Set voltage to 1.5v or leave it at AUTO?

Thanks

-Gun

p.s Thanks for the OC congrats...im not done yet based on the 49 pages I read there should be no trouble going to 4.5 which is my goal. with a few minor addition settings it should work fine.


----------



## Tyree (May 10, 2009)

All OC'ing should be done through the Bios only. Using 3rd party apps (AI Scanner) can have negative results.


----------



## Gun Jam (Oct 29, 2010)

I agree! All i should need to reach 4.5 is either:

1) enter 45 as the multiplier

OR

2) enter 45 as the multiplyer and add + or - offset voltage to maintain stability or prevent Vcore from exceeding 1.38v...hopefully by staying under 4.6 I can avoid Line Load Calibration settings and leave it auto..


As recommended by a G.skill tech I set the ai OC tuner from manual to XMP. This loaded all the proper settings for my ram except for DRAM RAS was 27 I set it to 28. The voltage was changed from "auto" to 1.5v automatically.

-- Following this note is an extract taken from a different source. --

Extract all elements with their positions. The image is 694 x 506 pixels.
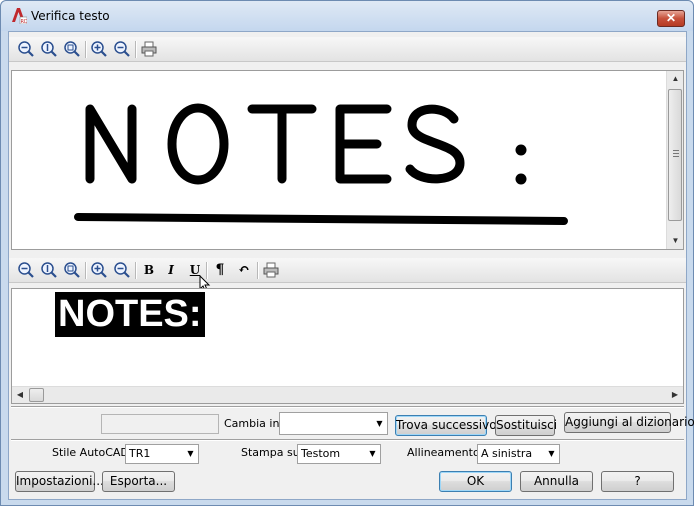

So far so good....setting to XMP may have boosted my vcore volts by .008 as idle is now 1.008 vs 1.000 thats okay by me 

-Gun


----------



## Gun Jam (Oct 29, 2010)

Running at 4.5 ghz now

I set multi to 42 and worked up. I noticed around 42. that I thought maybe voltage was a bit high for 42. Reported by CPUID @ 1.296 - 1.304V running prime 95 and 1.376 at startup. So I ran a - 0.10 offset 

At 44 milti with - .005 offset (saw prime hang with -.010) V core idle was 0.992 Prime 95 was 1.264 to 1.272 and 1.336v at start up

For all the above VID max was 1.3611 as Reported by Real temp


On to 45 multiplier with offset of -.005. Ran into a bit of issues and got a few BSOD attempting to run prime 95 and kept boosting the offset until I got to +0.015
Now Vcore idle is 1.008 and 1.296 with prime 95 with a max of 1.368 during startup.
VID now show 1.3711 with prime 95 running.

After looking over a lot of pages of OC material my voltages for Vcore are in the range of normal for running a 4.5oc asus official p8p67 Oc guide stated that for 45 multiplier that 1.300 to 1.375v is typical range of operation 

Discussion stated not to exceed 1.380v for 24/7 operation and not to exceed 1.5v ever. So I meet the mark for staying under 24/7 operation.


Does anyone know why startup voltage is higher than prime 95 shouldn't they be equal?

There was little to no discussion regarding safe VID voltage. I can only assume that if its under 1.380v that its okay...


----------



## A1tecice (Jun 1, 2010)

Your computer uses most of its power on startup, If you have LED fans or cold cathodes you will notice the dip in light level just before you POST.

As for the difference in voltages i would always go with what the BIOS says as programs tend to be inaccurate.

Thanks,
Altec


----------